The New Hampshire Supreme Court held in June 2004 that the separation of powers principle, Part 1, Article 37 of the Constitution, prohibits the legislature from attempting to punish judges for what the Legislature perceives is wrongful conduct. Petition of the Judicial Conduct Committee (NH Supreme Court, June 14, 2004). In that case, the Court noted that the framers of the New Hampshire Constitution provided a specific limit on the authority of both the Judiciary and on the Legislature to regulate actions of judges:

... the Legislature has the power, expressly granted by the Constitution to remove a Judge from office by impeachment, or, together with the Executive, by address. New Hampshire Constitution Part II, Articles 17, 73, The Legislature may also undertake those ancillary activities, such as investigation, that "give efficiency to" impeachment or address proceedings. Opinion of the Justices, 85 N.H. 567; cf. Petition of Judicial Conduct Committee, 145 N.H. 108, 112 (2000). The Legislature may, correspondingly, choose a commission or other vehicle to effectuate these purposes.

As discussed above, however the power to regulate the conduct of judges, including the authority to take disciplinary actions short of removal, is a judicial power. See Mussman 112 at 103. That power is neither expressly granted to the legislature by the State Constitution nor is it necessary to conduct efficient impeachment or address proceedings. Thus, it is not an "overlapping" power that is shared by the legislature but rather, is exclusive to the judiciary. See Opinion of the Justices, (Judicial Salary Suspension) 140 NH at 301.

The proponents of CACR-5 believe that passage of CACR 5 will change this decision, resulting in a radical change of our system of separate branches of government.
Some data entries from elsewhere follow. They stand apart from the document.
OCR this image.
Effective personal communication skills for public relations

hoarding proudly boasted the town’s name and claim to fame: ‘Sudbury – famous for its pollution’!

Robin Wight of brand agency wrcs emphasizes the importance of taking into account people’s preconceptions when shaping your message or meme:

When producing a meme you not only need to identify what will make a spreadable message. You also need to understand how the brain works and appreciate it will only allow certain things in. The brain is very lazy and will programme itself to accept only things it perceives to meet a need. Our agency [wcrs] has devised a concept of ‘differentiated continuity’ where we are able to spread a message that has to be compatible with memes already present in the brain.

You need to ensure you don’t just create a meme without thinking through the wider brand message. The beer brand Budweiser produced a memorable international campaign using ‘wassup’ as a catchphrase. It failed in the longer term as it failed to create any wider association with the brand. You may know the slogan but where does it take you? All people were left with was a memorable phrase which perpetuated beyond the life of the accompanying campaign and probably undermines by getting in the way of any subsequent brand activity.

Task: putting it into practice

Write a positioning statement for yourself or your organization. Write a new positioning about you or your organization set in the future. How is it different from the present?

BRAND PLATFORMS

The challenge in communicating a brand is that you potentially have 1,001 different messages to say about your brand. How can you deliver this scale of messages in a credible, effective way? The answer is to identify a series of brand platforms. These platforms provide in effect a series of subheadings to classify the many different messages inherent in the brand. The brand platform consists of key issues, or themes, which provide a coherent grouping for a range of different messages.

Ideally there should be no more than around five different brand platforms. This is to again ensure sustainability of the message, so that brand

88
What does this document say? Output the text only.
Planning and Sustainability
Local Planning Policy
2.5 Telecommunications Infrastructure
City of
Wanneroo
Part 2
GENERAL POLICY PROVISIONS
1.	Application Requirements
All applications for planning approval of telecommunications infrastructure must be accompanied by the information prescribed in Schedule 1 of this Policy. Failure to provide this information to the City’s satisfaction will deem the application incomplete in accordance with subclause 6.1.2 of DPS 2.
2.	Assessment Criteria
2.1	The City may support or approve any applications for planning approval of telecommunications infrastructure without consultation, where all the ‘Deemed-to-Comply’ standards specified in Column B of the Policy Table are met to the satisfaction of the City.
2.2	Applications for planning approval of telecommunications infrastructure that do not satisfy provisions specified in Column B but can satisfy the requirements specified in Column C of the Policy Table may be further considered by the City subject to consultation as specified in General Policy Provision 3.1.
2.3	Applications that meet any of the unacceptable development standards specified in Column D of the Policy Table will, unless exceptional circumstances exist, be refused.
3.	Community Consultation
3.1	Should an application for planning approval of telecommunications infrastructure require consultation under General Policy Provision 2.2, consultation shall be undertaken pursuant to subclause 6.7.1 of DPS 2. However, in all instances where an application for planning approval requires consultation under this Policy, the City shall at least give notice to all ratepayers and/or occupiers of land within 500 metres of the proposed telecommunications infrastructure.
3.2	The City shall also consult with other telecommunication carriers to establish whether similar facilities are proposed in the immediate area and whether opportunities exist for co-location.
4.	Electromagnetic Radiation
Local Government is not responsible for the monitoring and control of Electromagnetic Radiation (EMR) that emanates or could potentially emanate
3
If legislators can punish judges who make decisions they disagree with, the risk to judicial independence is clear and obvious.


Because of the central position of the separation of powers principle in American constitutional jurisprudence, it is unclear that the proponents of CACR 5 will be able to effect the sort of radical change they seek by enactment of this amendment. But the Bar believes that CACR 5 may be used by the legislature to challenge the authority of the judiciary to decide cases independently. If enacted, it will likely lead to further confrontations and disputes between those two branches of government. Such contentiousness may well dangerously intrude on the institutional independence of the judiciary, and will inevitably lead to further attempts to impair the decisional independence of the judiciary.

No good public purpose is served by encouraging expansion of the legislative power at the expense of the judiciary. Indeed, to do so is inconsistent with over 230 years of New Hampshire and American history. Every year the New Hampshire justice system handles more than 200,000 cases, the simple, the complex, and the extraordinary. Most cases are resolved successfully, fairly, and impartially. The Judiciary as an institution transcends any particular judge or transient episode.

The courts of our country - the defenders of our most precious freedoms, the protectors of the individual against big government - are held up as examples for the rest of the world. The system is working well, and no good cause has been shown for the adoption of CACR 5. Accordingly, the New Hampshire Bar Association opposes it.